Sophos’ report explores ransomware’s impact on manufacturing
Sophos has opened a new survey report The State of Ransomware in Manufacturing and Production 2023 which yielded some alarming facts for the industry.
Sophos is a cybersecurity champion, based in Oxfordshire, England, and founded in 1985.
Manufacturing leaders face ransomware threats
Sophos is one of the biggest pure-play cybersecurity providers, which protects over 500,000 organisations and more than 100m global users from ransomware, phishing and malware.
For the survey, Sophos polled 3,000 leaders in IT and cybersecurity, with 100 to 5,000 employees.

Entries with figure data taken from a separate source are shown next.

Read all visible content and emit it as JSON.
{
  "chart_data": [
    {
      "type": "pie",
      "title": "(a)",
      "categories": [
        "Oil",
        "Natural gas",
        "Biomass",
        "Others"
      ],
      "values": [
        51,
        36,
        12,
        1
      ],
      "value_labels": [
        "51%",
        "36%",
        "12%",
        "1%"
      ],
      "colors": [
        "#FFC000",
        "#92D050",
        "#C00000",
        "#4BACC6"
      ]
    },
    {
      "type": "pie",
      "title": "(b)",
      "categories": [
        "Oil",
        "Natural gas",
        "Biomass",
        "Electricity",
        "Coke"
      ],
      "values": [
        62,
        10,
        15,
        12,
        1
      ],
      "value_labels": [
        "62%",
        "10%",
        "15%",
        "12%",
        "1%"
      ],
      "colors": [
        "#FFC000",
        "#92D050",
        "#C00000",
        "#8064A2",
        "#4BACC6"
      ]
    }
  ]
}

This included 363 manufacturing and production businesses, across 14 countries in the Americas, EMEA and Asia Pacific.
The results showed:
- In 68% of ransomware attacks against the manufacturing sector, the data was encrypted by the group behind the hack
- In 32% of cases where this happened, data was also stolen
- 73% of the manufacturers surveyed said they were using backups
- 55% of manufacturing businesses surveyed who were victims of such an attack recovered within one week
The main causes of ransomware attacks were reported to be:
- 27% of attacks said compromised credentials were the most common root cause
- 24% of incidents were caused by exploited vulnerabilities
- 41% of those surveyed blamed malicious emails or phishing
“While ransom payments cannot always be avoided, we know from our survey response data that paying a ransom doubles the costs of recovery,” said John Shier, field CTO at Sophos. “With 77% of manufacturing organisations reporting lost revenue after a ransomware attack, this added cost burden should be avoided, and priority placed on earlier detection and response.”

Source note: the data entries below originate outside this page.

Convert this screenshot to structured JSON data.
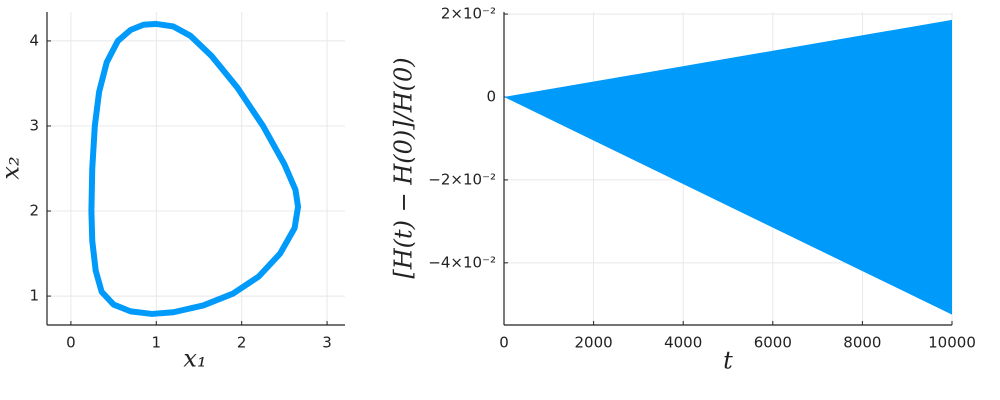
{
  "chart_data": [
    {
      "type": "line",
      "x_label": "x₁",
      "y_label": "x₂",
      "color": "#009afa",
      "grid": true,
      "xlim": [
        -0.28,
        3.21
      ],
      "ylim": [
        0.66,
        4.34
      ],
      "xticks": [
        0,
        1,
        2,
        3
      ],
      "yticks": [
        1,
        2,
        3,
        4
      ],
      "x": [
        0.24,
        0.25,
        0.28,
        0.33,
        0.42,
        0.55,
        0.7,
        0.85,
        1.0,
        1.2,
        1.4,
        1.65,
        1.95,
        2.25,
        2.5,
        2.63,
        2.66,
        2.62,
        2.45,
        2.2,
        1.9,
        1.55,
        1.2,
        0.95,
        0.7,
        0.5,
        0.36,
        0.29,
        0.25,
        0.24
      ],
      "y": [
        2.0,
        2.5,
        3.0,
        3.4,
        3.75,
        4.0,
        4.13,
        4.19,
        4.2,
        4.17,
        4.06,
        3.82,
        3.45,
        3.0,
        2.55,
        2.25,
        2.05,
        1.8,
        1.5,
        1.23,
        1.03,
        0.89,
        0.81,
        0.79,
        0.82,
        0.9,
        1.05,
        1.3,
        1.65,
        2.0
      ]
    },
    {
      "type": "area",
      "x_label": "t",
      "y_label": "[H(t) − H(0)]/H(0)",
      "color": "#009afa",
      "grid": true,
      "xlim": [
        0,
        10000
      ],
      "ylim": [
        -0.055,
        0.0205
      ],
      "xticks": [
        0,
        2000,
        4000,
        6000,
        8000,
        10000
      ],
      "yticks": [
        {
          "value": 0.02,
          "label": "2×10⁻²"
        },
        0,
        {
          "value": -0.02,
          "label": "−2×10⁻²"
        },
        {
          "value": -0.04,
          "label": "−4×10⁻²"
        }
      ],
      "x": [
        0,
        10000
      ],
      "y_high": [
        0,
        0.0186
      ],
      "y_low": [
        0,
        -0.0525
      ]
    }
  ]
}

Sophos’ knowledge of ransomware attacks
Manufacturing Digital previously interviewed Shier about his knowledge of ransomware attacks, where he discussed the difference between a cyber attack and a ransomware attack.
Information gained in a ransomware attack is kept from the public and offered back to the victim for a price.

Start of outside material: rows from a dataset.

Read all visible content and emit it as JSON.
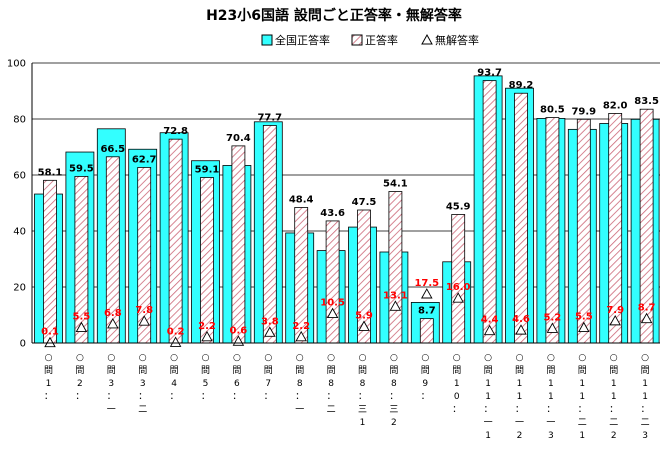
{
  "chart_data": {
    "type": "bar",
    "title": "H23小6国語 設問ごと正答率・無解答率",
    "ylim": [
      0,
      100
    ],
    "yticks": [
      0,
      20,
      40,
      60,
      80,
      100
    ],
    "grid": true,
    "legend_position": "top",
    "categories": [
      "問1",
      "問2",
      "問3一",
      "問3二",
      "問4",
      "問5",
      "問6",
      "問7",
      "問8一",
      "問8二",
      "問8三1",
      "問8三2",
      "問9",
      "問10",
      "問11一1",
      "問11一2",
      "問11一3",
      "問11二1",
      "問11二2",
      "問11二3"
    ],
    "category_glyphs": [
      [
        "○",
        "問",
        "1",
        "："
      ],
      [
        "○",
        "問",
        "2",
        "："
      ],
      [
        "○",
        "問",
        "3",
        "：",
        "一"
      ],
      [
        "○",
        "問",
        "3",
        "：",
        "二"
      ],
      [
        "○",
        "問",
        "4",
        "："
      ],
      [
        "○",
        "問",
        "5",
        "："
      ],
      [
        "○",
        "問",
        "6",
        "："
      ],
      [
        "○",
        "問",
        "7",
        "："
      ],
      [
        "○",
        "問",
        "8",
        "：",
        "一"
      ],
      [
        "○",
        "問",
        "8",
        "：",
        "二"
      ],
      [
        "○",
        "問",
        "8",
        "：",
        "三",
        "1"
      ],
      [
        "○",
        "問",
        "8",
        "：",
        "三",
        "2"
      ],
      [
        "○",
        "問",
        "9",
        "："
      ],
      [
        "○",
        "問",
        "1",
        "0",
        "："
      ],
      [
        "○",
        "問",
        "1",
        "1",
        "：",
        "一",
        "1"
      ],
      [
        "○",
        "問",
        "1",
        "1",
        "：",
        "一",
        "2"
      ],
      [
        "○",
        "問",
        "1",
        "1",
        "：",
        "一",
        "3"
      ],
      [
        "○",
        "問",
        "1",
        "1",
        "：",
        "二",
        "1"
      ],
      [
        "○",
        "問",
        "1",
        "1",
        "：",
        "二",
        "2"
      ],
      [
        "○",
        "問",
        "1",
        "1",
        "：",
        "二",
        "3"
      ]
    ],
    "series": [
      {
        "name": "全国正答率",
        "values": [
          53.2,
          68.2,
          76.5,
          69.2,
          75.1,
          65.1,
          63.4,
          79.0,
          39.3,
          33.0,
          41.4,
          32.5,
          14.5,
          29.0,
          95.4,
          91.0,
          80.2,
          76.3,
          78.4,
          79.9
        ]
      },
      {
        "name": "正答率",
        "values": [
          58.1,
          59.5,
          66.5,
          62.7,
          72.8,
          59.1,
          70.4,
          77.7,
          48.4,
          43.6,
          47.5,
          54.1,
          8.7,
          45.9,
          93.7,
          89.2,
          80.5,
          79.9,
          82.0,
          83.5
        ]
      },
      {
        "name": "無解答率",
        "values": [
          0.1,
          5.5,
          6.8,
          7.8,
          0.2,
          2.2,
          0.6,
          3.8,
          2.2,
          10.5,
          5.9,
          13.1,
          17.5,
          16.0,
          4.4,
          4.6,
          5.2,
          5.5,
          7.9,
          8.7
        ]
      }
    ],
    "value_labels": {
      "correct": [
        "58.1",
        "59.5",
        "66.5",
        "62.7",
        "72.8",
        "59.1",
        "70.4",
        "77.7",
        "48.4",
        "43.6",
        "47.5",
        "54.1",
        "8.7",
        "45.9",
        "93.7",
        "89.2",
        "80.5",
        "79.9",
        "82.0",
        "83.5"
      ],
      "no_answer": [
        "0.1",
        "5.5",
        "6.8",
        "7.8",
        "0.2",
        "2.2",
        "0.6",
        "3.8",
        "2.2",
        "10.5",
        "5.9",
        "13.1",
        "17.5",
        "16.0",
        "4.4",
        "4.6",
        "5.2",
        "5.5",
        "7.9",
        "8.7"
      ]
    },
    "colors": {
      "national_fill": "#33ffff",
      "correct_fill": "#ffffff",
      "correct_hatch": "#cc6677",
      "no_answer_label": "#ff0000",
      "correct_label": "#000000"
    }
  }
}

In a cyberattack, there is no offer of negotiation.
“I would say that it's fairly rare to have nation states behind ransomware attacks that are for profit,” says Shier. “Nation states are generally after information, they're not really in it to make money; they're gathering intelligence, state secrets, intellectual property and information about activists.
“There's also a tool called X matter, which is also a data stealing tool that is being used by several different groups. It could be a single person that's part of this affiliate programme or it could be a bunch of people. You can also be part of more than one such programme. There's a whole bunch of these ransomware groups; as a group or an individual, you can participate in many of these schemes. Generally, they take anywhere from 10-20%, then the affiliates themselves get the rest of the profit.”